The race to break modern encryption with quantum computers has just accelerated dramatically. New research indicates the quantum computing power required to crack the widely-used RSA algorithm has been reduced by a factor of ten, bringing practical decryption within reach in the next decade. This isn’t just a theoretical concern; it has immediate implications for the security of online banking, secure communications, and sensitive data protected by RSA.
The Vulnerability of RSA
RSA encryption relies on the difficulty of factoring large numbers into their prime components. While computationally intensive for classical computers, quantum algorithms like Shor’s algorithm can solve this problem exponentially faster. For decades, the size of a quantum computer needed to execute this attack was considered insurmountable. However, recent breakthroughs are rapidly shrinking that requirement.

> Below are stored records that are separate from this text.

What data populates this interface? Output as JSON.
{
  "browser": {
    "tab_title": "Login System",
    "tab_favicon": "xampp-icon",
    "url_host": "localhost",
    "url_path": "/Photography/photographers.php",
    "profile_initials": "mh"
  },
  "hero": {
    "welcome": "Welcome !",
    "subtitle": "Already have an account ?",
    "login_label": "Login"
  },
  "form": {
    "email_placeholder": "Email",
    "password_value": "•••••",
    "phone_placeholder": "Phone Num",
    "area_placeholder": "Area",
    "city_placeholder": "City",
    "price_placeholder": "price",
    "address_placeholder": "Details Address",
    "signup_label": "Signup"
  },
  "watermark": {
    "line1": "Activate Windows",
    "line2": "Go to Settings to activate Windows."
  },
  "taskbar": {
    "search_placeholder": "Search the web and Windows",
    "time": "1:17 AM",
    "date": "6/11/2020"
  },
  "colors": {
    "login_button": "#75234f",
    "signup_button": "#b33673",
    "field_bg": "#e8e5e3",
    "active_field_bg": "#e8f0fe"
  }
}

In 2019, Google researchers lowered the qubit threshold from 170 million to 20 million. By 2025, that number dropped below one million. Now, a team at Iceberg Quantum in Australia has pushed it further, estimating that just 100,000 qubits could break RSA encryption within a month. Achieving the same feat in a single day would require approximately 471,000 qubits.
How the Breakthrough Works: Enhanced Qubit Connectivity
The key to this advancement lies in improved qubit connectivity. Previous quantum computer architectures limited qubits to interacting only with their nearest neighbors. The new research leverages a quantum low-density parity-check (qLDPC) code, enabling qubits to interact across greater distances. This boosts data density within the quantum computer, accelerating the decryption process.
This doesn’t mean breaking RSA is imminent. The hardware challenges remain significant. Building stable, error-corrected qubits at scale is an ongoing obstacle. However, several quantum computing firms, including IBM and Google, are already targeting hundreds of thousands of qubits within the decade.
The Real-World Stakes
The implications of breaking RSA are far-reaching. A functioning quantum decryption machine would grant access to encrypted emails, bank accounts, and classified government files. This makes the development of quantum-resistant cryptography an urgent priority.
Despite the hardware hurdles, experts urge caution. Lawrence Cohen, Iceberg Quantum, emphasizes that conservative timelines are misleading. “Somebody breaking RSA would have big consequences, and it’s always much, much better to err on the side of this could very much happen sooner rather than later.”
The Path Forward: Quantum-Resistant Solutions
While the threat is real, the quantum computing community is responding. IBM has already identified qLDPC codes as a cornerstone of its quantum computer development. Other approaches, such as using cold atoms or ions, could also offer viable solutions.
The race is on. The development of quantum computers capable of breaking RSA is no longer a distant threat; it’s a rapidly approaching reality. The world must prepare by transitioning to quantum-resistant encryption standards before the stakes become irreversible.